Wednesday, October 7, 2015

Better no diversity than lazy diversity

#WeNeedDiverseBooks is a very important trend, because we really do need diverse books. In fact, we need diversity in all media, not just books, but because books are the best medium to get you into a character's head -- and thus learn from them -- then I would argue that diverse books are an absolute necessity.

But what do we mean by diversity? All too often, it's simply to have more people of color, or more women, and then declare victory. That's too simplistic, and I would argue is more damaging, in the long run, than having no diversity at all.

Why? Well, first of all it denies the user from having the rich viewpoint that a person of different color, gender or orientation can give them. Think about it -- does making a character black, for example, without bringing their viewpoint really do anything for your story?

Consider the following examples, from related TV shows. First: Star Trek: Deep Space Nine.

Image from Wikipedia
As the third Star Trek TV Show (after the original series, and then The Next Generation), it needed to mix things up a bit. One way it did this was by having an African American in a leadership role: Benjamin Sisko. The writers didn't take a Captain Kirk or a Captain Picard and just make him black. They built a real character, a creole chef from New Orleans, whose perspective as a black man resonates in his overarching compassion for the Bajorans -- recently freed from subjugation and slavery by a cruel overlord. It's no co-incidence that Star Trek: Deep Space Nine is commonly seen as the best of the shows, and the participation of a diverse viewpoint such as Sisko's is no small contribution. Watching the show over it's seven year run he became a role model to me, and a character who has influenced the way I think. That's diversity that works.

Contrast this to other Star Trek TV shows -- such as Star Trek Voyager or Star Trek Enterprise.
These shows launched with a fanfare about how diverse their casts were. Voyager, in particular, launching alongside Deep Space Nine tried to repeat the formula of having diversity in the leadership role, and had a female Captain Janeway, brilliantly portrayed by Kate Mulgrew, but whose character could have easily been male. Being female brought nothing to the table except a feeling that somebody checked a box somewhere.

Similarly, the second in command, Chakotay, played by Robert Beltran, was the first time a Native American character played a major role in Star Trek, and, to be honest, the first time I had seen this in any TV show. Then there was the Asian, Ensign Kim, played by Garret Wang. And finally a black Vulcan, Tuvok, played by Tim Russ. None of these characters brought any kind of memorable viewpoint of their race to the show. Indeed, I remember some backlash about Tuvok on the early Internet when the show launched. The question was asked: How could green-blooded Vulcans have black skin? The character (and the actor) were put in a bad position from day one.

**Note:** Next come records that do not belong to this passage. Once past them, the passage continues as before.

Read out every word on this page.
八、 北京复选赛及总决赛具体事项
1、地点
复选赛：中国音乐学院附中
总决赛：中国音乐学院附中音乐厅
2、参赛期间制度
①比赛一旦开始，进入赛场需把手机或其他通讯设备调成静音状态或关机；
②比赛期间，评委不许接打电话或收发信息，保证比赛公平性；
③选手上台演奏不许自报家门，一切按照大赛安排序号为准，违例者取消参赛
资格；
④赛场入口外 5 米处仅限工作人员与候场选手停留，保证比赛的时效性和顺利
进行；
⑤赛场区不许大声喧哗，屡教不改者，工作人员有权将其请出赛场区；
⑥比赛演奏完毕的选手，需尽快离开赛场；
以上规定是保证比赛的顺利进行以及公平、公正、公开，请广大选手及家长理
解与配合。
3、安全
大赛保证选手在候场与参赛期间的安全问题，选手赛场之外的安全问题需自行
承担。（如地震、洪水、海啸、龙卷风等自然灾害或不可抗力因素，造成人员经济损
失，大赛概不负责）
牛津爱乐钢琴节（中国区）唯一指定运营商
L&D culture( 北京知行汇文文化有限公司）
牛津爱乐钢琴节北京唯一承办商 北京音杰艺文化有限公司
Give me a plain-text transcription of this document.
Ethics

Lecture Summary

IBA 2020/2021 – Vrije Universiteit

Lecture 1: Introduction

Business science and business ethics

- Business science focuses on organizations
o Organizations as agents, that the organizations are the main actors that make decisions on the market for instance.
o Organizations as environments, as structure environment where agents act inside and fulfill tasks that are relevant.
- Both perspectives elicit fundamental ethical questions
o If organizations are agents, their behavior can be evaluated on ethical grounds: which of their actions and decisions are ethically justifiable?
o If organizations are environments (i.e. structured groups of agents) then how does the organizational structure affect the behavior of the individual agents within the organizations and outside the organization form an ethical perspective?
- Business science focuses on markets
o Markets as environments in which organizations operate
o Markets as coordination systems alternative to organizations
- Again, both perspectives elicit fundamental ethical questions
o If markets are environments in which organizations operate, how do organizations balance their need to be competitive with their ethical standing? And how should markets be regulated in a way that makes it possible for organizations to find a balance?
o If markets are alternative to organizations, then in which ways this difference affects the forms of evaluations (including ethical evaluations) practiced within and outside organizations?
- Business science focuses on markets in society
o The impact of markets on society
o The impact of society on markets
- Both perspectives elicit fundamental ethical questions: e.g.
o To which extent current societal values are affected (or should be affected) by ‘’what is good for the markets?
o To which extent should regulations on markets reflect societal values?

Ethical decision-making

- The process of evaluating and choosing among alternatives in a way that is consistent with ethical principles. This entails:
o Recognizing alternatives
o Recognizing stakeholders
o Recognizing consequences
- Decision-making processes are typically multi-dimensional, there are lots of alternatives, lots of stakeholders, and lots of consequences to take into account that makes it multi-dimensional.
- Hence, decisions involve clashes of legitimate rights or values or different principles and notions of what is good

In my opinion, the ultimate issue here was lazy diversity. Throw a black character, an Asian, a Native American and an empowered woman in there and declare victory. Is it any wonder that this show is generally seen as one of the weaker Treks, and not even close to DS9 in terms of quality? There was so much opportunity to expand the experience and engagement of the viewership by bringing a real exposure to Korean, Native American and Black (Vulcan) culture, but instead we had cookie cutter characters who were no different despite the rich racial heritage the character could bring to the table

So, as you think about diverse books, and about the importance of diversity, remember this: Lazy Diversity is worse than No Diversity. Bring us characters with richness of experience - richness earned because they're black, asian, female, alien, gay, transgender, disabled and so much more. Make our world better with this diversity, because that's what good books do.

And that's what I've tried to do with Space Cadets. I hope you love it.